The company now expects private consumption to come under pressure and also for investments to register a full-year contraction. "That said, a higher net exports contribution, due to a sharper imports contraction versus exports, and higher government consumption will aid to cushion the blow," it said.

It revised private consumption growth forecast to 3 per cent, from 4.5 per cent previously, putting it far below the 7 per cent average over the past decade.

Movement as well as job restrictions due to the lockdown and thereby income losses will also inhibit an increase in private consumption for many over the coming months. This has already had a disproportionately impact on the poor working in the cities, forcing many to return home in rural areas, Fitch said.

While the government's direct cash transfers should ideally help ease the financial burden for many of the poor, Fitch highlighted implementation challenges, which would hamper the stimulus' effectiveness. Direct cash transfers to the bank accounts also present some challenges.

It expects investments to contract by 2.5 per cent, versus a 3.7 per cent growth earlier.

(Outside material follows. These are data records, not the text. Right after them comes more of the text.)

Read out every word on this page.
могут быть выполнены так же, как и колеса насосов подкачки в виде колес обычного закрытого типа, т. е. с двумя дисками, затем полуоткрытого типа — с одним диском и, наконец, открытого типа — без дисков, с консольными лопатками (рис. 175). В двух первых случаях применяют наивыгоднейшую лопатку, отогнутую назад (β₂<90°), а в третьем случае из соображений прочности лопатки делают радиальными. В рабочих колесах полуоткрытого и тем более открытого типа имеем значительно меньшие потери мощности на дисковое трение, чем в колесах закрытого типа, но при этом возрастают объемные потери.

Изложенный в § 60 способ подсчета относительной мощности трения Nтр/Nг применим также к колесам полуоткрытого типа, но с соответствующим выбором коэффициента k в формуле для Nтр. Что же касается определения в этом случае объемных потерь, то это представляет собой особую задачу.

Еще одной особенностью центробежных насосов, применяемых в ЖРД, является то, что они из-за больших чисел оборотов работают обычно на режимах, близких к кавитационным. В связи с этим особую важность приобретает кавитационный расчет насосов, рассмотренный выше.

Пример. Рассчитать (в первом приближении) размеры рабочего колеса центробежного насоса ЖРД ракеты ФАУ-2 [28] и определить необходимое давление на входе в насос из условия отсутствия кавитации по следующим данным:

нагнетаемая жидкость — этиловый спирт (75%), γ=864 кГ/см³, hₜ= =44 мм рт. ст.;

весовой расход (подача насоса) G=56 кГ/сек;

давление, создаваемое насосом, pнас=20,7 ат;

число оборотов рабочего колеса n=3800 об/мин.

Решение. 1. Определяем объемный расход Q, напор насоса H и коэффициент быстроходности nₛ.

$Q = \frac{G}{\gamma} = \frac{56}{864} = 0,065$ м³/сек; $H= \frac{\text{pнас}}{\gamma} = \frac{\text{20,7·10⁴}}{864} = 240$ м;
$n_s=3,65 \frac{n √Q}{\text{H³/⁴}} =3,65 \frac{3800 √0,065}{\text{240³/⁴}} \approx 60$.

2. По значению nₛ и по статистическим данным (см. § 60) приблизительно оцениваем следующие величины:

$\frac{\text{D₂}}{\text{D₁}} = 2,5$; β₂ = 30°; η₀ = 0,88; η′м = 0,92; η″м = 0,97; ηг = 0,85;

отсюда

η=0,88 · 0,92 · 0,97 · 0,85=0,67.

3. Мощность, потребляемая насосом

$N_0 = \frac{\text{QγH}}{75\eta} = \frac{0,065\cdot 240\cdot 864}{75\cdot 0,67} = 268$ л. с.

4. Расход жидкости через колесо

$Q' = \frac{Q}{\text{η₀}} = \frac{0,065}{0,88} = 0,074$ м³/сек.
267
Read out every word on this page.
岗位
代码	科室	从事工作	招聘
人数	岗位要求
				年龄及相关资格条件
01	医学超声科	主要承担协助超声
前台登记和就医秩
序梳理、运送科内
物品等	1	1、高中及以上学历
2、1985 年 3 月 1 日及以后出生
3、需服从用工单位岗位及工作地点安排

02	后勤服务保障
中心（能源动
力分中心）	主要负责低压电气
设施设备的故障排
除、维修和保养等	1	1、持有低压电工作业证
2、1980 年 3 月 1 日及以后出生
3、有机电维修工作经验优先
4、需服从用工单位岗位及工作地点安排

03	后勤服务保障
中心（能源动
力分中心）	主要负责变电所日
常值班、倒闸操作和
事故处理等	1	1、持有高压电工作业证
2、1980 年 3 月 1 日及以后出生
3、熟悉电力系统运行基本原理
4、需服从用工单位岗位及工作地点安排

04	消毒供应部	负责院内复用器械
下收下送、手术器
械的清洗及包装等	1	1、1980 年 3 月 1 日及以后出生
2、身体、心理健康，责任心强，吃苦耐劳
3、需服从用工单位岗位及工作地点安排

"An uncertain demand outlook, both externally and domestically, due to a global economy set to go into a recession and a fall in purchasing power domestically due to income loss, will see businesses defer their investment plans," Fitch said.

It said the fiscal stimulus announced on March 26 is grossly insufficient to lift economic growth, and as such, expect additional spending to be announced over the coming months.

"To provide context, India's stimulus package so far only represents about 0.8 per cent of GDP, which pales in comparison when compared with other countries such as the US and Singapore, at 10 per cent and 11 per cent of their respective GDP so far," it added.